A grande aldeia

Recebeu-nos calma, espantosamente calma. Repousa no regaço dos seus mortos, lembrando-os a cada passo, na doce forma como reconstrói as suas artérias, na sóbria arquitectura, no silêncio dos quarteirões, no fluir dos seus habitantes em elegantes duas rodas. A festa das lojas e mercados convive com a homenagem aos que aqui viveram, aos que aqui outrora compraram nos agora ausentes comércios, em cinzas transformados, no quase vazio sonoro, respeitoso, dos restantes quarteirões e ruelas. A capital do grande império europeu é, afinal, uma grande aldeia, acolhedora, espaçosa.
Em terra de Protestantes Luteranos, a primeira que entramos é cristã. Acendemos uma vela junto de Nossa Senhora, celebramos a Páscoa. Voltamos à feira; por momentos mergulhamos na multidão: sabe bem.

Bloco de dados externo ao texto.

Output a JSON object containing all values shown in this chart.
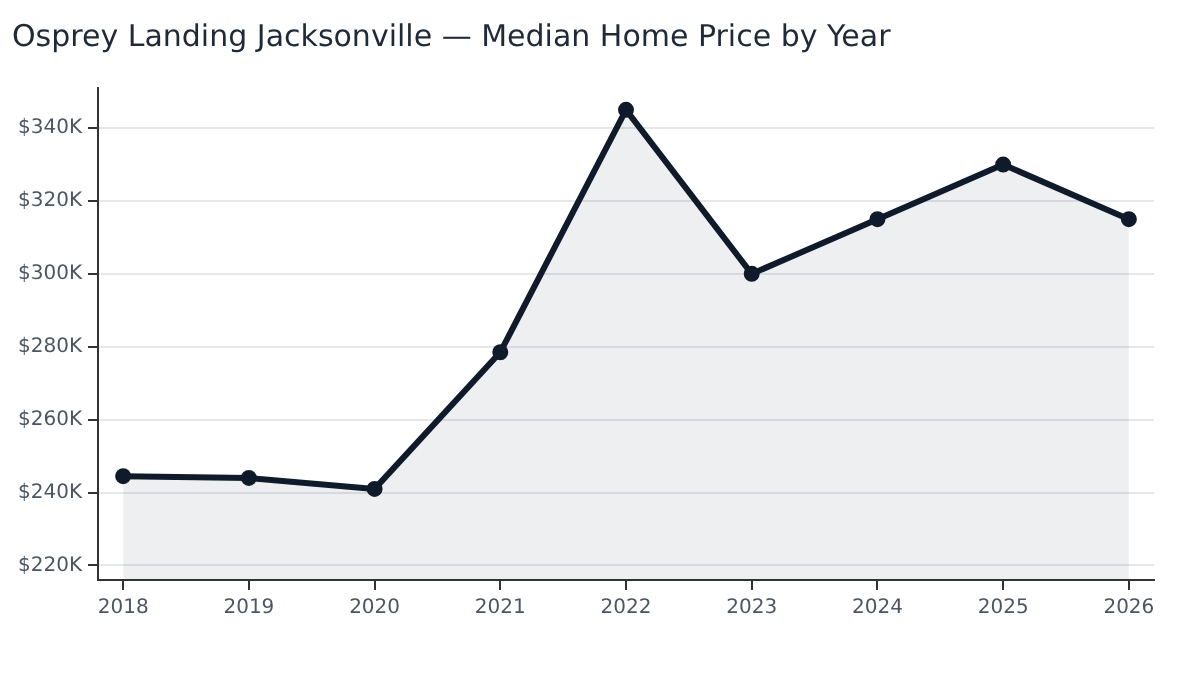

Não conseguimos ficar indiferentes ao inesperado vazio dos banais estereótipos, a uma quase familiar desorganização, ao inacabado, à metrópole em construção, ao sorriso, às buzinas, aos curiosos semáforos.
As manhãs despertam bonitas; a luz, que pensávamos ausente, inunda os espaços; o azul do norte preenche o céu acima de nós, recorta as cúpulas, os baixos telhados; a textura da luz encanta, não nos é usual, acalma. Só o gélido ar não deixa esquecer onde estamos: a norte. A chuva visitiou-nos uma só vez, em pequenos gélidos flocos, caídos duma inesperada nuvem negra. Foi nuvem passageira, de pouca dura. Voltou o sol e a brisa gelada.
O som dos corvos, o seu chamar omnipresente, corta o vazio, os amplos espaços. Múltiplas línguas preenchem o espaço sonoro, não só a que esperávamos mas muitas outras, incluíndo a nossa, numa calorosa e colorida babel.
Derrubaram muros: o muro; fica a impressão que somente descansaram quando só o vazio restava, liberto, onde antes, afinal, nada existia, onde antes era terra de ninguém. Recriaram ai os espaços, preservando a memória em alguns poucos lugares: a custo; da forma mais bela e simples; querem esquecer, seguir em frente, relembrar quanto baste mas não mais, para que não mais se repita. Não conseguimos evitar a emoção, interrogar-nos, ter esperança que tudo não passe duma ilusão, que a realidade não tenha sido esta, que a loucura duns quantos não tenha sido mais que isso mesmo: loucura. As imagens da queda lembram a nossa: afinal todos ansiamos pela mesma liberdade. Resta uma linha, no mesmo lugar, somente visível para quem a procurar, para quem se interrogar sobre o que representa.
Assim como chegámos, partimos. O aeroporto é perto. Viajamos no agora nosso conhecido metro, procurando o nosso pássaro mecânico.
Deixamo-la para trás; foi bom conhecê-la.